Em um post no Facebook que se referia duas vezes aos Estados Unidos como “sujo”, a embaixada da China em Mianmar disse que suas agências no exterior estavam fazendo “coisas repugnantes” para conter a China e mostravam uma “cara egoísta, hipócrita, desprezível e feia”.

As declarações atraíram milhares de comentários regionais nas mídias sociais, muitos atacando a China enquanto questionavam os motivos de ambos os países.

“Obrigado, EUA, por fazer o que a lei exige”, comentou Chelley Ocampo, sob a embaixada dos EUA na publicação do Facebook nas Filipinas.

Depois que alguém escreveu na embaixada dos EUA na página da Malásia, “Imperial Yankee Go Home !!!!!!”, diplomatas americanos responderam: “Você está dizendo que está de acordo com as táticas de bullying da RPC no SCS?”

Wang Wenbin, porta-voz do Ministério das Relações Exteriores da China, disse em entrevista coletiva em Pequim que foram os “EUA que publicaram os primeiros comentários atacando e condenando a China” e que seus diplomatas estavam emitindo esclarecimentos e refutações em resposta.

O Departamento de Estado dos EUA não respondeu imediatamente a um pedido de comentário sobre a ofensiva aparentemente coordenada da mídia social.
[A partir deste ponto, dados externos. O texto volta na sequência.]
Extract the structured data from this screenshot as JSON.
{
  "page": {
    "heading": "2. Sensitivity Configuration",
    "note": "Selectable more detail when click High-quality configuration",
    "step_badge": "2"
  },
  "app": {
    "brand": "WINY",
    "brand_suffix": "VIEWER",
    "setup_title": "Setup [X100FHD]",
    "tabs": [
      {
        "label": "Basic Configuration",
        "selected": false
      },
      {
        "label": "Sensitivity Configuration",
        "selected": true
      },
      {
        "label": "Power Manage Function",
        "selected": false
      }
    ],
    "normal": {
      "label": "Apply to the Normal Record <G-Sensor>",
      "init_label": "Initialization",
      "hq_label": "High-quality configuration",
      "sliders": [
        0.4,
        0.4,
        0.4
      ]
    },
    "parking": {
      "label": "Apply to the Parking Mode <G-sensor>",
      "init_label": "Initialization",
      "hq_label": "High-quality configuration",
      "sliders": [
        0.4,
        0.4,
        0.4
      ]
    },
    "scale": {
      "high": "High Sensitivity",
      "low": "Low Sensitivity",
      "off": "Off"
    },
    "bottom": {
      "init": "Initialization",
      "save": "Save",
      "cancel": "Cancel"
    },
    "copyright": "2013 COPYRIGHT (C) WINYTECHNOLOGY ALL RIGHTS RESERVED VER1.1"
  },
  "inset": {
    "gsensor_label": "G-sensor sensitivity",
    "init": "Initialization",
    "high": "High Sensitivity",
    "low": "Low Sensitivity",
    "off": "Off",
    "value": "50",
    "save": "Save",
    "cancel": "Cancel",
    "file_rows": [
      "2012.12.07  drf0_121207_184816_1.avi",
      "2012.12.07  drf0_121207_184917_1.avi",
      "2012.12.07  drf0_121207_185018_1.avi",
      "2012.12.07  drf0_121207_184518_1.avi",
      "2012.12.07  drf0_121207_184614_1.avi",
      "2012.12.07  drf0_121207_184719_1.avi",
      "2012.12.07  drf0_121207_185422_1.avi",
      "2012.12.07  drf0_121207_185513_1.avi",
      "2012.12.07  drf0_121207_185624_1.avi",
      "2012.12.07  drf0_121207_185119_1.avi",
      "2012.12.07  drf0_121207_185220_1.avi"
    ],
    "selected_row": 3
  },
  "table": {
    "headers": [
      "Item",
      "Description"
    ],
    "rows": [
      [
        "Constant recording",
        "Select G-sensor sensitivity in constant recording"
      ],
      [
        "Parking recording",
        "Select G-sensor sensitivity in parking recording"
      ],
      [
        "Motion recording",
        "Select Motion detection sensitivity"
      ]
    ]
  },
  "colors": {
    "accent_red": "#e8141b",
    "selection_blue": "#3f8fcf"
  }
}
A guerra de palavras marca um novo rumo estridente à diplomacia dos EUA na região, disseram analistas.

As declarações dos EUA visam vincular o Mar da China Meridional às preocupações locais “para descrever Pequim como uma ameaça inequívoca à soberania dos países do Sudeste Asiático”, disse Sebastian Strangio, autor de um próximo livro sobre a influência regional da China.

Enquanto isso, a resposta da China foi consistente com à retórica chinesa cada vez mais nacionalista.

Recentemente, as tensões se tornaram mais evidentes no mar da China Meridional, com as marinhas dos EUA e da China realizando exercícios simultâneos em uma hidrovia que a China reivindica sobre rivais menores, incluindo Filipinas e Vietnã, com base na história.

A China “não podia permitir que os EUA obtivessem ganhos consideráveis ​​ao transformar a opinião regional”, disse Collin Koh Swee Lean, pesquisador da Escola de Estudos Internacionais Rajaratnam, em Cingapura.

“Pelo menos alguns dos governos do sudeste asiático … secretamente, se não publicamente, saúdam a mais recente declaração de Pompeo e, portanto, podem se encorajar a resistir a movimentos nas águas em disputa”.